So how should tasks be combined in situations like this? One tasks output should be another tasks input and execution (and even existence) of the second task is logically a configuration of the first task.
I understand that for a “default” task, like the one added by the plugin in the example, the plugin can explicitly create the necessary “subtask” tasks and setup the dependencies. But this won’t allow users to use the task type very easily. Are you saying that it should always be necessary for the user to understand and explicitly declare these subtasks and their dependencies?
An alternative I can think of would be to configure these tasks using a named domain container, and then have the plugin create the actual tasks dynamically for each domain. This seems more complicated to me, though:
‘’’ // In the gradle config jsbuild {
main {
namespace = ‘tutorial.notepad’
source = javascript.source.main.js
} } ‘’’
‘’’ // In the plugin project.afterEvaluate {
project.jsbuild.each { JsBuildExtension ext ->
project.task("${ext.name}.build",type:BuildJsTask) {
namespace = ext.namespace
source = ext.source
}
} } ‘’’
It sounds like you’re saying the latter option would be your preference.
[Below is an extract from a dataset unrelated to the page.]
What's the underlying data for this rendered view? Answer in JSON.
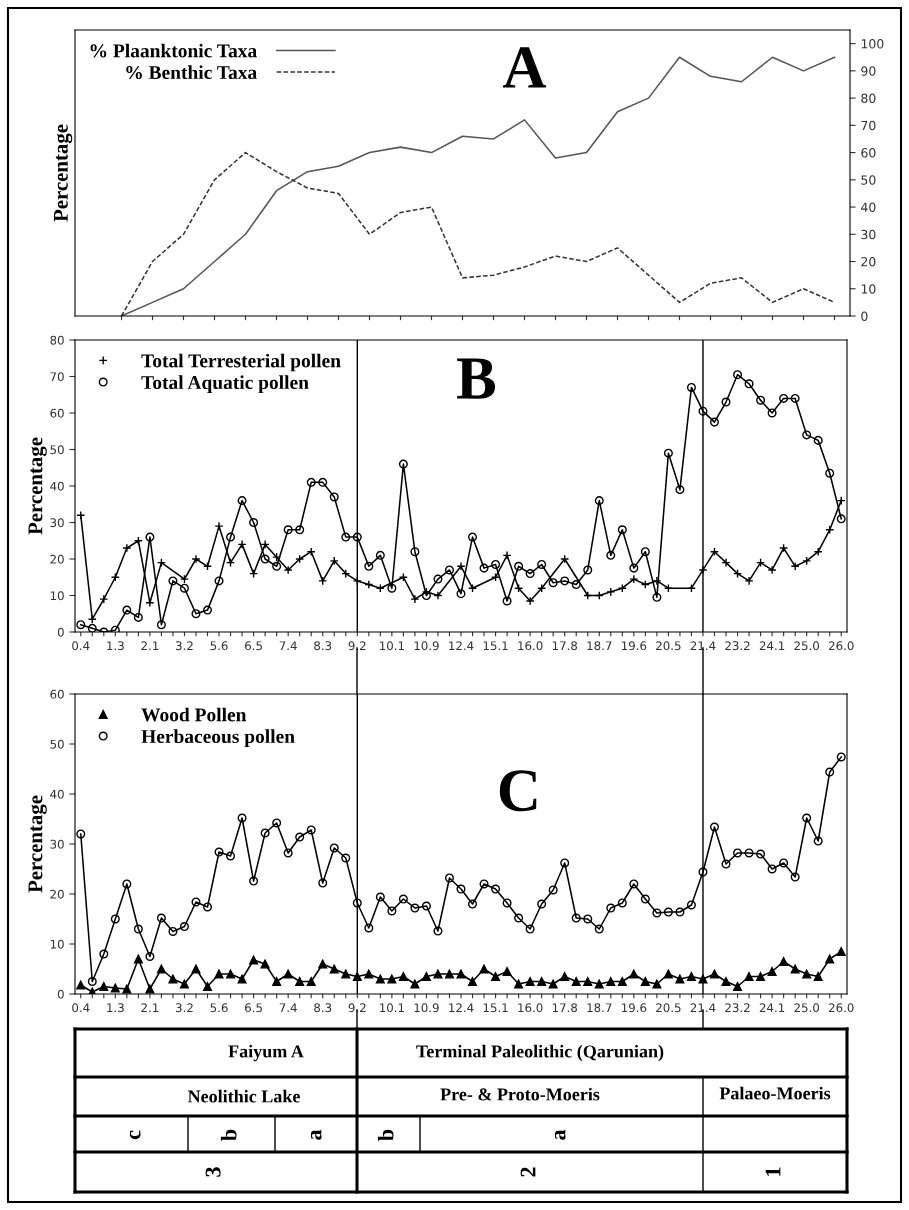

My concern here is that for a languages like javascript, there are many possible ways to compile and package from source. NamedDomain containers seem to make sense for source configuration, but it would then be necessary to duplicated much of that configuration for the build task configuration.
In the above example, you’d have something like: ‘’’ // In the gradle config javascript.source {
main.js {
srcDir = javascript.source.main.js
} jsbuild {
main {
namespace = ‘tutorial.notepad’
source = javascript.source.main.js
} } ‘’’ Even though that’s more concise than explicitly configuring multiple build tasks, it somehow seems like it could be confusing? If this is how other plugins are doing things, that makes sense to me, though.